Figure 1 shows a schema of the experimental procedure of nano-mechanical fabrication with AFM mechanics. By indenting a cutting edge fixed on the cantilever tip against the material surface and then raster scanning relatively between the cutting edge and the surface, the material of a square region of the surface can be removed. To observe the nano-cutting process, a view angle from the diagonal direction to the front of the cantilever must be maintained.
Figure 2 shows a special SEM stage integrating a nano-fabrication system. These are uniquely designed to avoid interference with the SEM lens system and to preserve an observation angle. The system has to be installed in a vacuum chamber, so a non-resonant ultrasonic actuator is applied to reduce the mechanical drive system.
Figure 3 shows a cantilever for fabrication with a sharpened tip made of CVD diamond. This tip is formed by using a pyramidal silicon mold which is fabricated by anisotropic etching. Until now, as a cutting edge, single diamond abrasive grain has been used, fixed on the cantilever tip. However, the irregularity of the grain shape causes unevenness in fabrication performance, and thereby it was quite difficult to identify the cutting points . The sharpened cutting edges we have formed have a geometrically regular shape with a tip apex of 30 nm in radius, resulting in a good cutting performance.
Figure 4 shows a SEM image of a cantilever cutting edge after nano-cutting experiment and the periphery. By the cutting, the material surface is partially removed, and many cutting chips are left on the surface. Figure 5 shows still images captured from movie recorded in the nano-cutting process. Several grooves, shown in Figure 5(e), are formed by fabricating toward right with stepwise increasing normal-load applied to the cutting edge; it is clearly seen that the depth of the grooves increases gradually. The cutting action is done at the edge toward the front of the cantilever (visible edge side in pictures). The cutting depth can be estimated to be approximately 100 nm from the pitch of the line feed of scanning.

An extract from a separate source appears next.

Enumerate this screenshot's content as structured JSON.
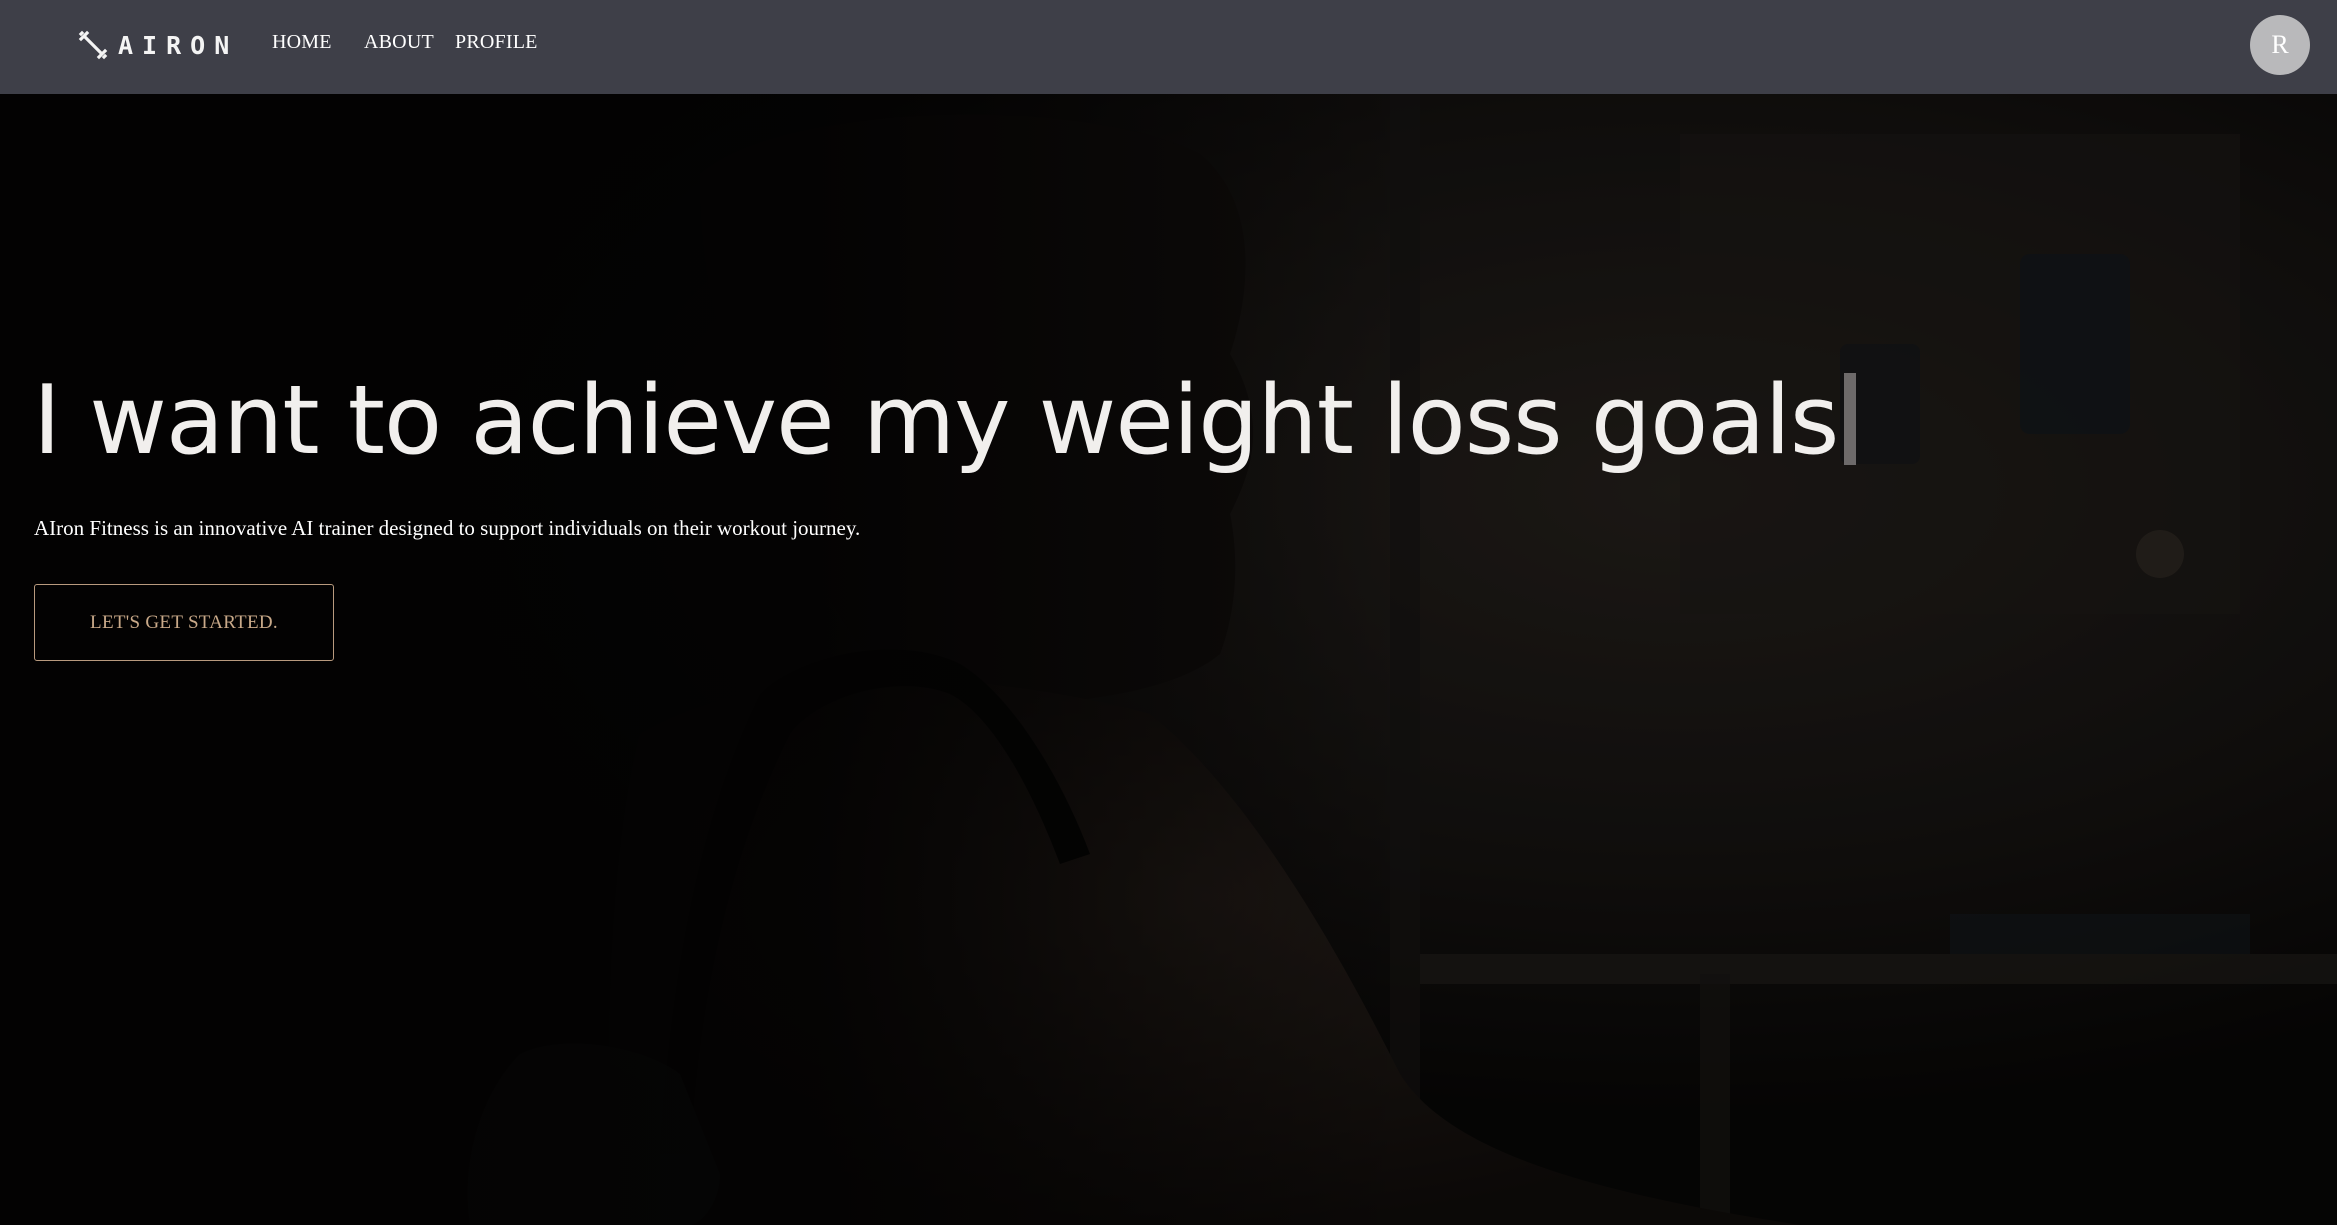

The single crystal silicon used is a comparatively hard material, usually referred to as one of the "brittle" materials. In macro-scale mechanical fabrication, it behaves as a fragile material like glass. However, our experimental results demonstrate that, in nano-cutting fabrication, the ductile-mode cutting is performed even for brittle materials as well as the usual metallic materials. Thus, we have experimentally confirmed that the nano-mechanical fabrication is applicable to a variety of materials, such as metal and glass, because single crystal silicon is harder than the usual metallic materials.